Convolutional networks are driving advances in recognition. Convnets are not only improving for whole-image classification, but also making progress on local tasks with structured output. This includes advances in bounding box object detection, part and keypoint prediction, and local correspondence. The natural next step in the progression from coarse to fine inference is to make a prediction at every pixel. Prior approaches have used convnets for semantic segmentation, but have done so in ways that involve patchwise training, post-processing with superpixels or CRFs, or both.

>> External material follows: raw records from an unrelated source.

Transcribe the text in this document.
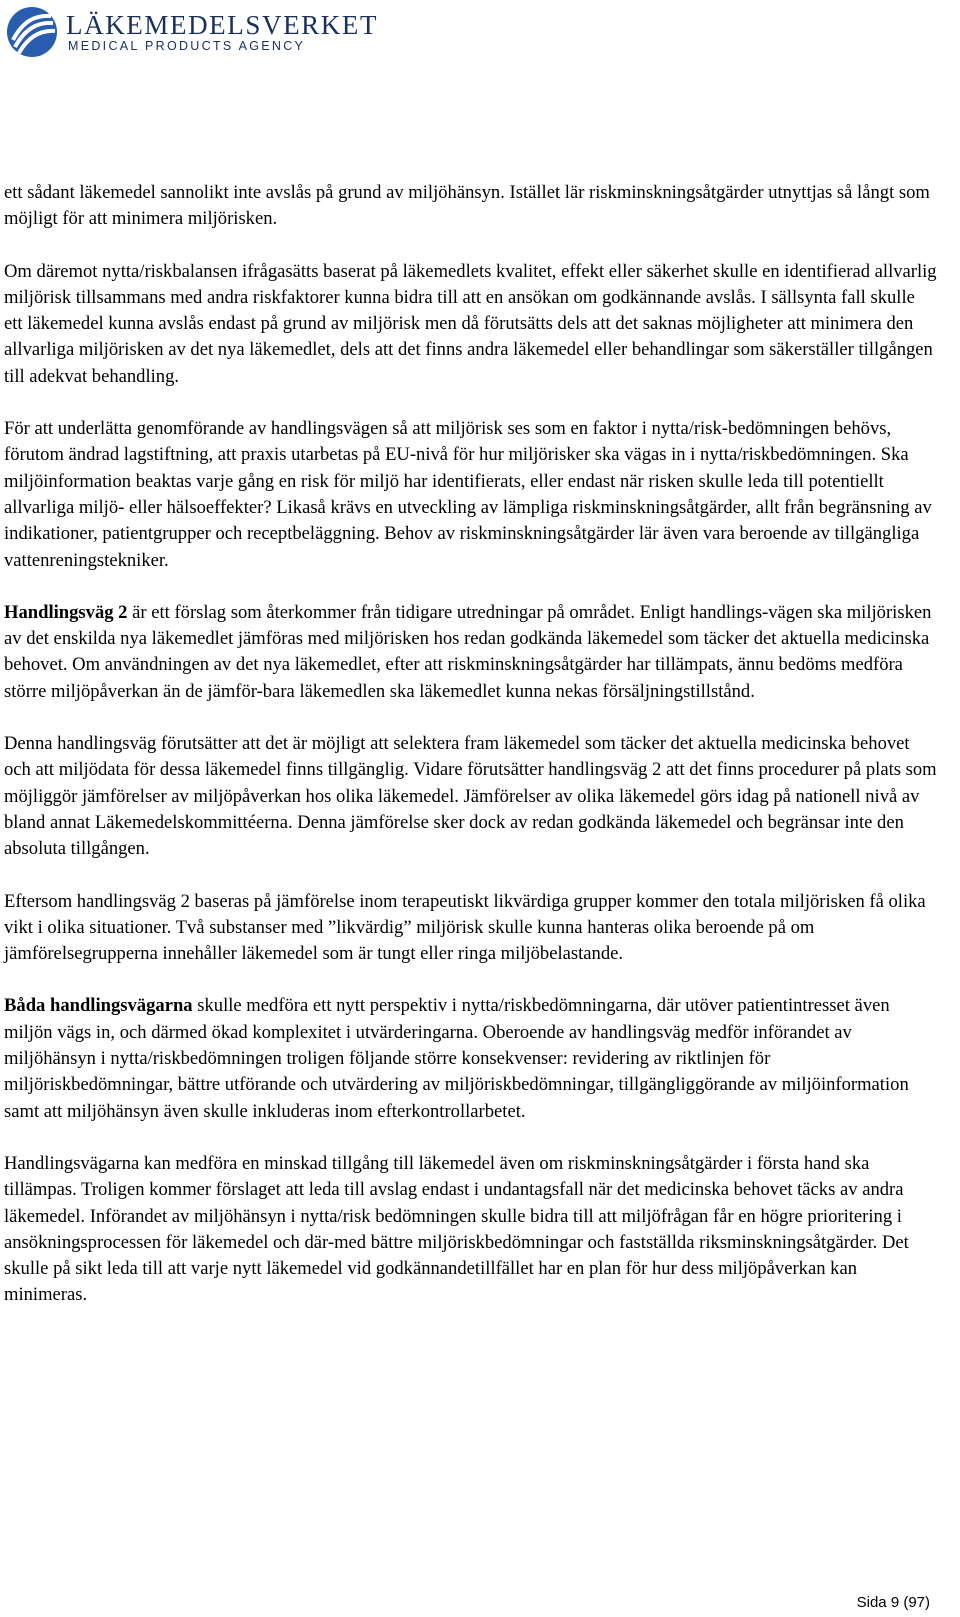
LÄKEMEDELSVERKET
MEDICAL PRODUCTS AGENCY

ett sådant läkemedel sannolikt inte avslås på grund av miljöhänsyn. Istället lär riskminskningsåtgärder utnyttjas så långt som möjligt för att minimera miljörisken.

Om däremot nytta/riskbalansen ifrågasätts baserat på läkemedlets kvalitet, effekt eller säkerhet skulle en identifierad allvarlig miljörisk tillsammans med andra riskfaktorer kunna bidra till att en ansökan om godkännande avslås. I sällsynta fall skulle ett läkemedel kunna avslås endast på grund av miljörisk men då förutsätts dels att det saknas möjligheter att minimera den allvarliga miljörisken av det nya läkemedlet, dels att det finns andra läkemedel eller behandlingar som säkerställer tillgången till adekvat behandling.

För att underlätta genomförande av handlingsvägen så att miljörisk ses som en faktor i nytta/risk-bedömningen behövs, förutom ändrad lagstiftning, att praxis utarbetas på EU-nivå för hur miljörisker ska vägas in i nytta/riskbedömningen. Ska miljöinformation beaktas varje gång en risk för miljö har identifierats, eller endast när risken skulle leda till potentiellt allvarliga miljö- eller hälsoeffekter? Likaså krävs en utveckling av lämpliga riskminskningsåtgärder, allt från begränsning av indikationer, patientgrupper och receptbeläggning. Behov av riskminskningsåtgärder lär även vara beroende av tillgängliga vattenreningstekniker.

Handlingsväg 2 är ett förslag som återkommer från tidigare utredningar på området. Enligt handlings-vägen ska miljörisken av det enskilda nya läkemedlet jämföras med miljörisken hos redan godkända läkemedel som täcker det aktuella medicinska behovet. Om användningen av det nya läkemedlet, efter att riskminskningsåtgärder har tillämpats, ännu bedöms medföra större miljöpåverkan än de jämför-bara läkemedlen ska läkemedlet kunna nekas försäljningstillstånd.

Denna handlingsväg förutsätter att det är möjligt att selektera fram läkemedel som täcker det aktuella medicinska behovet och att miljödata för dessa läkemedel finns tillgänglig. Vidare förutsätter handlingsväg 2 att det finns procedurer på plats som möjliggör jämförelser av miljöpåverkan hos olika läkemedel. Jämförelser av olika läkemedel görs idag på nationell nivå av bland annat Läkemedelskommittéerna. Denna jämförelse sker dock av redan godkända läkemedel och begränsar inte den absoluta tillgången.

Eftersom handlingsväg 2 baseras på jämförelse inom terapeutiskt likvärdiga grupper kommer den totala miljörisken få olika vikt i olika situationer. Två substanser med ”likvärdig” miljörisk skulle kunna hanteras olika beroende på om jämförelsegrupperna innehåller läkemedel som är tungt eller ringa miljöbelastande.

Båda handlingsvägarna skulle medföra ett nytt perspektiv i nytta/riskbedömningarna, där utöver patientintresset även miljön vägs in, och därmed ökad komplexitet i utvärderingarna. Oberoende av handlingsväg medför införandet av miljöhänsyn i nytta/riskbedömningen troligen följande större konsekvenser: revidering av riktlinjen för miljöriskbedömningar, bättre utförande och utvärdering av miljöriskbedömningar, tillgängliggörande av miljöinformation samt att miljöhänsyn även skulle inkluderas inom efterkontrollarbetet.

Handlingsvägarna kan medföra en minskad tillgång till läkemedel även om riskminskningsåtgärder i första hand ska tillämpas. Troligen kommer förslaget att leda till avslag endast i undantagsfall när det medicinska behovet täcks av andra läkemedel. Införandet av miljöhänsyn i nytta/risk bedömningen skulle bidra till att miljöfrågan får en högre prioritering i ansökningsprocessen för läkemedel och där-med bättre miljöriskbedömningar och fastställda riksminskningsåtgärder. Det skulle på sikt leda till att varje nytt läkemedel vid godkännandetillfället har en plan för hur dess miljöpåverkan kan minimeras.

Sida 9 (97)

摺積網路正在推動辨識技術的進展。摺積網路不僅在整張影像的分類上持續改善，也在具有結構化輸出的局部任務上取得進展。這包括邊界框物件偵測、部件與關鍵點預測，以及局部對應關係等方面的進展。從粗到細推論的自然下一步是對每個像素進行預測。先前的方法已將摺積網路用於語義分割，但其方式涉及補丁式訓練、使用超像素或條件隨機場的後處理，或兩者兼具。

段落功能建立研究場域——追溯摺積網路從分類到密集預測的演進。

邏輯角色以「從粗到細」的敘事線將像素級預測定位為自然演進，同時批判先前方法的多階段複雜性，為端對端全摺積方法鋪路。

論證技巧 / 潛在漏洞將語義分割描繪為分類的「自然下一步」，使 FCN 的貢獻顯得順理成章。但補丁式訓練與後處理方法（如 CRF）在某些場景下可能提供更精確的邊界，此處的批判略顯片面。

We show that a fully convolutional network (FCN), trained end-to-end, pixels-to-pixels on semantic segmentation, surpasses the state-of-the-art without further machinery. To our knowledge, this is the first work to train FCNs end-to-end for pixelwise prediction and from supervised pre-training. Fully convolutional versions of existing classification networks predict dense outputs from inputs of any size. Both learning and inference are performed whole-image-at-a-time by dense feedforward computation and backpropagation. In-network upsampling layers enable pixelwise prediction in nets with subsampled pooling.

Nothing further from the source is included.